Он спал меньше и меньше; ему давали опиум и начали прыскать морфином. Но это не облегчало его. Тупая тоска, которую он испытывал в полуусыпленном состоянии, сначала только облегчала его как что-то новое, но потом она стала так же или еще более мучительна, чем откровенная боль.
Ему готовили особенные кушанья по предписанию врачей; но кушанья эти всё были для него безвкуснее и безвкуснее, отвратительнее и отвратительнее.
Для испражнений его тоже были сделаны особые приспособления, и всякий раз это было мученье. Мученье от нечистоты, неприличия и запаха, от сознания того, что в этом должен участвовать другой человек.
Но в этом самом неприятном деле и явилось утешение Ивану Ильичу. Приходил всегда выносить за ним буфетный мужик Герасим.
Герасим был чистый свежий, раздобревший на городских харчах молодой мужик. Всегда веселый, ясный. Сначала вид этого, всегда чисто, по-русски одетого человека, делавшего это противное дело, смущал Ивана Ильича.
Один раз он, встав с судна и не в силах поднять панталоны, повалился на мягкое кресло и с ужасом смотрел на свои обнаженные, с резко обозначенными мускулами, бессильные ляжки.

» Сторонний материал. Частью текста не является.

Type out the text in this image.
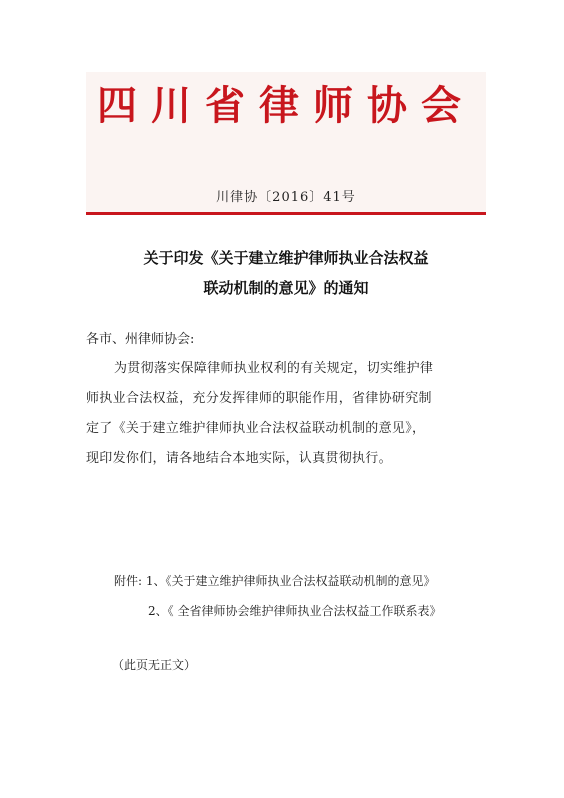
四川省律师协会
川律协〔2016〕41号
关于印发《关于建立维护律师执业合法权益
联动机制的意见》的通知
各市、州律师协会:
为贯彻落实保障律师执业权利的有关规定，切实维护律
师执业合法权益，充分发挥律师的职能作用，省律协研究制
定了《关于建立维护律师执业合法权益联动机制的意见》，
现印发你们，请各地结合本地实际，认真贯彻执行。
附件: 1、《关于建立维护律师执业合法权益联动机制的意见》
2、《 全省律师协会维护律师执业合法权益工作联系表》
（此页无正文）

Вошел в толстых сапогах, распространяя вокруг себя приятный запах дегтя от сапог и свежести зимнего воздуха, легкой сильной поступью Герасим, в посконном чистом фартуке и чистой ситцевой рубахе, с засученными на голых, сильных, молодых руках рукавами, и, не глядя на Ивана Ильича, – очевидно сдерживая, чтоб не оскорбить больного, радость жизни, сияющую на его лице, – подошел к судну.
– Герасим, – слабо сказал Иван Ильич.
Герасим вздрогнул, очевидно, испугавшись, не промахнулся ли он в чем, и быстрым движением повернул к больному свое свежее, доброе, простое, молодое лицо, только что начинавшее обрастать бородой.
– Что изволите?
– Тебе, я думаю, неприятно это. Ты извини меня. Я не могу.
– Помилуйте-с. – И Герасим блеснул глазами и оскалил свои молодые белые зубы. – Отчего ж не потрудиться? Ваше дело больное.
И он ловкими сильными руками сделал свое привычное дело и вышел, легко ступая. И через пять минут, так же легко ступая, вернулся.
Иван Ильич всё так же сидел на кресле.
– Герасим, – сказал он, когда тот поставил чистое обмытое судно, – пожалуйста, помоги мне, поди сюда. – Герасим подошел. – Подними меня. Мне тяжело одному, а Дмитрия я услал.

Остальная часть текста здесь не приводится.